7)Thesis Title: Eliciting and Visualizing Actionable User Preferences
Type: BSc/MSc
Description of Topic: A key feature of personalization is the elicitation and utilization of a user’s preferences to anticipate their future choices. Any form of prompting during the elicitation process, however, might critically affect what information is divulged by the user, suggesting that a passive learning process might be appropriate. On the other hand, theoretical analysis (see https://www.researchgate.net/publication/316279661_Introspective_Forecasting) suggests that passive learning is inappropriate if one wishes to acquire actionable knowledge. The project seeks to reconcile these views by exploring the use of preference elicitation in a real-world setting. Depending on the internship type, the project can be adapted towards identifying a domain in which preference elicitation can be useful and empirically exploring the effectiveness of different learning strategies, or towards the development and analysis of formal elicitation processes that exhibit certain desirable properties.
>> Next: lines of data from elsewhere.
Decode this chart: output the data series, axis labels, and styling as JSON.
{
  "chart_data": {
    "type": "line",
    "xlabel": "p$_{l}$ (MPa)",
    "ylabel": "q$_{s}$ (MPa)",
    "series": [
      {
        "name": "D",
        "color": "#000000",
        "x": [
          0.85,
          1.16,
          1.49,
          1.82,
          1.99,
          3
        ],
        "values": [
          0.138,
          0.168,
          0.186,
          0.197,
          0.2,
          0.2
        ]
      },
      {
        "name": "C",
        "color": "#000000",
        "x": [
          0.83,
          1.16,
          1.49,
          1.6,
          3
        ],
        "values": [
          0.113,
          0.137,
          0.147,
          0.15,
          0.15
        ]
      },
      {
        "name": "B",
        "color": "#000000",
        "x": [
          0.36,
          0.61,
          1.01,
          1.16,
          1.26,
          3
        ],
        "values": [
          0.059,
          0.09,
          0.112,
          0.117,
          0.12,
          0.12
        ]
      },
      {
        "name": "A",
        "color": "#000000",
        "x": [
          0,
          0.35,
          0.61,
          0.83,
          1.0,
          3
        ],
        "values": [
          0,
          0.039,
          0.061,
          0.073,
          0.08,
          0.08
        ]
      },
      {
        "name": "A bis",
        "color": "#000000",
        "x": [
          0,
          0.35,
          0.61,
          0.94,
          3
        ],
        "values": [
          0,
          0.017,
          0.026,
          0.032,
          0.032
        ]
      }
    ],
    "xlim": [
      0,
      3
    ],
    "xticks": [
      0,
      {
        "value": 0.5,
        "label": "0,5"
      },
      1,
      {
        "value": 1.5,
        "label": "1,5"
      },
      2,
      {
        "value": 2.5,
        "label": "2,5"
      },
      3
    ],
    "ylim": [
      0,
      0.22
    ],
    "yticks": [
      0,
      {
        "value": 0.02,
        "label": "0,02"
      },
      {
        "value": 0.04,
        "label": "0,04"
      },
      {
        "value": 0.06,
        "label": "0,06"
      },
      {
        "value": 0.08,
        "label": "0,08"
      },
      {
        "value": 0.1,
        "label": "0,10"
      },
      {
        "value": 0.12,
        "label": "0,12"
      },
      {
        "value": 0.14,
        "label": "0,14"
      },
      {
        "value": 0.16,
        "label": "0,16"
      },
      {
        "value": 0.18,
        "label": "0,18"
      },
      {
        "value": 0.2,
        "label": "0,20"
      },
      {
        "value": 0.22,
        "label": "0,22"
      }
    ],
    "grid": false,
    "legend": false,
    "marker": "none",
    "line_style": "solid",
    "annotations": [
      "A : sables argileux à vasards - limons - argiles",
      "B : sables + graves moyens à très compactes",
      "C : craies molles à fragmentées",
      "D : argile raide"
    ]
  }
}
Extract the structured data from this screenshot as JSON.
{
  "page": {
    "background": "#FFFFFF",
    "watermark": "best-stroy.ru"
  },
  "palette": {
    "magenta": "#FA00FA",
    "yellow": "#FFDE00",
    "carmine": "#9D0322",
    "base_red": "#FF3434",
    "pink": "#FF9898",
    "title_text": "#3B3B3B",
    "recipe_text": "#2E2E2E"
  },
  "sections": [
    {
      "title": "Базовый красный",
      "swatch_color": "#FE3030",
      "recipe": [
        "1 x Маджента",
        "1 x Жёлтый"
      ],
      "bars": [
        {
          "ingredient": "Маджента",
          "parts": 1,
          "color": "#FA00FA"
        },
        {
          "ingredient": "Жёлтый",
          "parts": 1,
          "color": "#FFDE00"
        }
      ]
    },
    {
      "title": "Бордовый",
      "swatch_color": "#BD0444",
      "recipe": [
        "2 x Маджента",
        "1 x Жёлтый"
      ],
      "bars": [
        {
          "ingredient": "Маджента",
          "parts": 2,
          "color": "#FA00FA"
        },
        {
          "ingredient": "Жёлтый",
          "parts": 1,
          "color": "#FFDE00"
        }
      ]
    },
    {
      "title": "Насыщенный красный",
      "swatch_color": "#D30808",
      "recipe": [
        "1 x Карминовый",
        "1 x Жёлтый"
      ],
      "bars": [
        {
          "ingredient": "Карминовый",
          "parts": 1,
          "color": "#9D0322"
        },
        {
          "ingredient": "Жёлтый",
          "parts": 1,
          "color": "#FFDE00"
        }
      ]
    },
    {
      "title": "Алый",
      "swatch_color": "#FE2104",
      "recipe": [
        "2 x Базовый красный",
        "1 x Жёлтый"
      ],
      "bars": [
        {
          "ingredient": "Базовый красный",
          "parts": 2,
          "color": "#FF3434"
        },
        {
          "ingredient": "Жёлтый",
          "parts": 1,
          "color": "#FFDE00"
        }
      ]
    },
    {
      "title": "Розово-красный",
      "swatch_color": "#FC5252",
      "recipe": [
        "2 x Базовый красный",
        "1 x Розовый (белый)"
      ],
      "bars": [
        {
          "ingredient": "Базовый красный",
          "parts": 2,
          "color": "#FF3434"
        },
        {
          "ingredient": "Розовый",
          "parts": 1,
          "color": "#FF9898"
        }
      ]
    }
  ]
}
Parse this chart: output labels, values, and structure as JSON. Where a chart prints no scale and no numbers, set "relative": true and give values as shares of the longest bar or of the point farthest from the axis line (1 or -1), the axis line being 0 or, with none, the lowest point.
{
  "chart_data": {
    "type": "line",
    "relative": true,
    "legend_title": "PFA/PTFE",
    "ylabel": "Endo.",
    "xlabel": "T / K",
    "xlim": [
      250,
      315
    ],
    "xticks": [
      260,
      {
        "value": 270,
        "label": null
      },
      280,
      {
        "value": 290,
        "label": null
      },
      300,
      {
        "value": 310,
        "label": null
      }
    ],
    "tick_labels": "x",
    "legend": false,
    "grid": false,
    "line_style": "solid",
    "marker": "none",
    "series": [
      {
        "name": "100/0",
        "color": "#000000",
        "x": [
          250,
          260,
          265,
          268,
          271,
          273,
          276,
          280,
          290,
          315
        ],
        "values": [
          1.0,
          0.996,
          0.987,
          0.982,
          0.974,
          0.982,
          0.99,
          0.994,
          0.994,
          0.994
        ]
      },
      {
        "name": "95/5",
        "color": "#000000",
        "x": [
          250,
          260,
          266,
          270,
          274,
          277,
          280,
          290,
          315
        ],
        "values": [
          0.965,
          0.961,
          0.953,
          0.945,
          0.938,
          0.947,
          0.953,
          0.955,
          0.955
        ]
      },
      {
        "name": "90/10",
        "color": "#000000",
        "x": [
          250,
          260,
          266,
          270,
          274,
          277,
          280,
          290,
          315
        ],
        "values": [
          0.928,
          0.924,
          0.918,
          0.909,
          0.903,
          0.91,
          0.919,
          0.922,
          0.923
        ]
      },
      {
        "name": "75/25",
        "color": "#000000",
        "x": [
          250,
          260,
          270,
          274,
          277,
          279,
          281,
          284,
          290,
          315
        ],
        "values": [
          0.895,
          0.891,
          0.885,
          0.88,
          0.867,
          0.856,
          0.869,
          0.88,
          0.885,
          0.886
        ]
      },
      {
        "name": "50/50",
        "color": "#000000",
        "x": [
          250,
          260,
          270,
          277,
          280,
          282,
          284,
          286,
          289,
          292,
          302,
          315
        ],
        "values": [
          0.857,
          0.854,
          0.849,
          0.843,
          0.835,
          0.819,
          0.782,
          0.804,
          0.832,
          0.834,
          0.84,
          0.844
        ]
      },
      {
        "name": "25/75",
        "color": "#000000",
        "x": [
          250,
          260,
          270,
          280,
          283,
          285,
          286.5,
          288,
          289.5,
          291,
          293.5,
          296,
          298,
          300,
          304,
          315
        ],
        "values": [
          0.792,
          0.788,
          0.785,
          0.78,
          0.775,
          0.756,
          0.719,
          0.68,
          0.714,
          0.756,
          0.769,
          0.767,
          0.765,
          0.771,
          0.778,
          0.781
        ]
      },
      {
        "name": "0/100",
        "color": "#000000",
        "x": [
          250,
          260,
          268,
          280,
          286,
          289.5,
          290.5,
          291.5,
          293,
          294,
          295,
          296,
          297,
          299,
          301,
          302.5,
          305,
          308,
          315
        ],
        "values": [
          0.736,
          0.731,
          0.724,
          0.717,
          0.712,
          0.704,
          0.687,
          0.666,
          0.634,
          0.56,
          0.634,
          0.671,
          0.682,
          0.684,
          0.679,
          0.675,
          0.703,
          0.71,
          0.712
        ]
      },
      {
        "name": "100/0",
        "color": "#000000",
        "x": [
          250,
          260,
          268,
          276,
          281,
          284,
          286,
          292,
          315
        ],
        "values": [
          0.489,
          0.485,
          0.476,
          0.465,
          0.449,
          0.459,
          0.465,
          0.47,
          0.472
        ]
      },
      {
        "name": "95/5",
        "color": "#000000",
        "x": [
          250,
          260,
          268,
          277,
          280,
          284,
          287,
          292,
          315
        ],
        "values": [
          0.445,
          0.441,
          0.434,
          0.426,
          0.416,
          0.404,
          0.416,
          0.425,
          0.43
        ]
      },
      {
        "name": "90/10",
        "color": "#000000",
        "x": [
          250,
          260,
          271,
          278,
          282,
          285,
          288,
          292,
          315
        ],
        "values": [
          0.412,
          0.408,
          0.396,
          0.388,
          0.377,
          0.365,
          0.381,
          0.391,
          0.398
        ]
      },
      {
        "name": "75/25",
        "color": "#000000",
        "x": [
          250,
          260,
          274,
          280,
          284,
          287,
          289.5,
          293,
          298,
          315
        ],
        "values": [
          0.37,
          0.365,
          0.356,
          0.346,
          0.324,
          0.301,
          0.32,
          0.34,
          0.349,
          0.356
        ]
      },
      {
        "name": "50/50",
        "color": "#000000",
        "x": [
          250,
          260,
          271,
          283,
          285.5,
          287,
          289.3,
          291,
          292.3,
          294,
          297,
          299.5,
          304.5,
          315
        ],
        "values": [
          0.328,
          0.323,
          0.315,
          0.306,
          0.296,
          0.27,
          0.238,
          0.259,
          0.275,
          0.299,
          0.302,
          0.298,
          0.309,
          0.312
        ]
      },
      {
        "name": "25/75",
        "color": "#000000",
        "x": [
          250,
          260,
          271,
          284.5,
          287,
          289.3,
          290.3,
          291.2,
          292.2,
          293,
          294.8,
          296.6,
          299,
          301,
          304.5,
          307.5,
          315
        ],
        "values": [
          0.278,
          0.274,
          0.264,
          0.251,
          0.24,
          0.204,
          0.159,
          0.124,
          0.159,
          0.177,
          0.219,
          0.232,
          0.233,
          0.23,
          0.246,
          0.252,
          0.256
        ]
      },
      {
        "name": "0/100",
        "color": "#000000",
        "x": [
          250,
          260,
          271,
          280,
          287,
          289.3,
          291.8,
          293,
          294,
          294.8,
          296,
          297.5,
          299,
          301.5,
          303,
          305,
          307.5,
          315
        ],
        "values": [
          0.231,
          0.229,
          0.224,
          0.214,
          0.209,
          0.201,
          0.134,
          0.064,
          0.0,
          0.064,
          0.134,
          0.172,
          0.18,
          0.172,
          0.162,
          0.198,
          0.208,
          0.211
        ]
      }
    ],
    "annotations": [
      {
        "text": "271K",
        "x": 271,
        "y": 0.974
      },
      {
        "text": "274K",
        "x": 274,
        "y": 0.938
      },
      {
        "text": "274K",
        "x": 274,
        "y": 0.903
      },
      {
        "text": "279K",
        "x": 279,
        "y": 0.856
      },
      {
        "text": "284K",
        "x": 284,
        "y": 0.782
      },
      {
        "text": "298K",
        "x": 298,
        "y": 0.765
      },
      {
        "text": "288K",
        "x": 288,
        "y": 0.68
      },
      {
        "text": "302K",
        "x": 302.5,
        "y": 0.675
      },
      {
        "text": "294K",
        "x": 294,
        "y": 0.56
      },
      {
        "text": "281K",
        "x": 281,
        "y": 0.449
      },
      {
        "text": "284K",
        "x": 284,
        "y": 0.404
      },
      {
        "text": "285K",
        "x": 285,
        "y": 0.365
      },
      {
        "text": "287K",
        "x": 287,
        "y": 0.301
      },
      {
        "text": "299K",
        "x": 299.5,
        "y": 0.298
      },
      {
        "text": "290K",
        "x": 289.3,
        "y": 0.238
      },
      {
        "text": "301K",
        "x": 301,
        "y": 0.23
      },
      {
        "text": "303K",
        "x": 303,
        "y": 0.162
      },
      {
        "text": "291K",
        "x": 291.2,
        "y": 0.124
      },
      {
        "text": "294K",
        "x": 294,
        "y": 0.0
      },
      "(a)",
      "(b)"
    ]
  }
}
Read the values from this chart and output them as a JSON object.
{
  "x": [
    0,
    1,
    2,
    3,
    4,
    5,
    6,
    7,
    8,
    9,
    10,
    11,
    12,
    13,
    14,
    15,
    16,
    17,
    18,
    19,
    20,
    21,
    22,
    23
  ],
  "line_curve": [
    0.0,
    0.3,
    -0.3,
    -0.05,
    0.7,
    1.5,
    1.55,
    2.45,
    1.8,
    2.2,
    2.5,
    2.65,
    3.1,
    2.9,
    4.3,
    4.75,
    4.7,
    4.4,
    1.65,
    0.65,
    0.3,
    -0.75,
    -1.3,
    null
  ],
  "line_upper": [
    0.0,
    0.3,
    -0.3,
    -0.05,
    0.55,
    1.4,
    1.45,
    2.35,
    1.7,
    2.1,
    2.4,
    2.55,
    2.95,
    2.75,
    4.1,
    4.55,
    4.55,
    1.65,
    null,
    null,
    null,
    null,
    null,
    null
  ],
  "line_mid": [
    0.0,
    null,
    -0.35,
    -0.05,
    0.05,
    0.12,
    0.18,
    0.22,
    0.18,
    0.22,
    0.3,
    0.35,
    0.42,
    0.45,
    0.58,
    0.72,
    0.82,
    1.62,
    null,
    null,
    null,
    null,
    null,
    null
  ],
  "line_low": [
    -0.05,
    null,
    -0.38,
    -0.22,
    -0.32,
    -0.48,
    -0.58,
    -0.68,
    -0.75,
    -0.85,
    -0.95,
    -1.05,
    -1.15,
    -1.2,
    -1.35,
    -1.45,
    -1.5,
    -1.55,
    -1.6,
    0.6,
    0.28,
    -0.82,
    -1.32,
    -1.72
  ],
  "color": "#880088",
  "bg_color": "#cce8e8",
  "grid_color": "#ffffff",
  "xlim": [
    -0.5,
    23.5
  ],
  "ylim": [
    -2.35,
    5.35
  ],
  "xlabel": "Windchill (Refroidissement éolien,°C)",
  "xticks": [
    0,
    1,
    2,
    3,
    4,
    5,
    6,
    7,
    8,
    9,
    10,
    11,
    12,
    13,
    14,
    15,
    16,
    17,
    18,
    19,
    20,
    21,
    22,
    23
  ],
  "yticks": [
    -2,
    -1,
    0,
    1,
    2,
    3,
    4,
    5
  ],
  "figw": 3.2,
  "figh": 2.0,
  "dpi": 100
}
8)Thesis Title: Crowdsourced Event Reporting in a Smart City Setting
Type: BSc/MSc
Description of Topic: The “wisdom of the crowd” has been used extensively to elicit reliable information from a collection of potentially unreliable sources, typically relying on the cognitive abilities of humans to compute an answer, recall information, or express an opinion. In the era of the Internet of Things, and with the widespread use of mobile smart devices (such as smartphones, smartwatches, etc.), humans in a crowdsourcing context can also be viewed as sensing devices with an admittedly powerful edge-computing ability to recognize events or situations. This project aims to develop a crowdsourcing application that runs on mobile smart devices and that offers a one-button solution to reporting events in a smart city setting, along with a back-end server application to collect, evaluate, aggregate, and visualize the reported events. Depending on the internship type, the project can be adapted towards the development of the applications and their empirical evaluation, or towards the design and analysis of appropriate incentive schemes and aggregation methods to guarantee the quality of the reporting.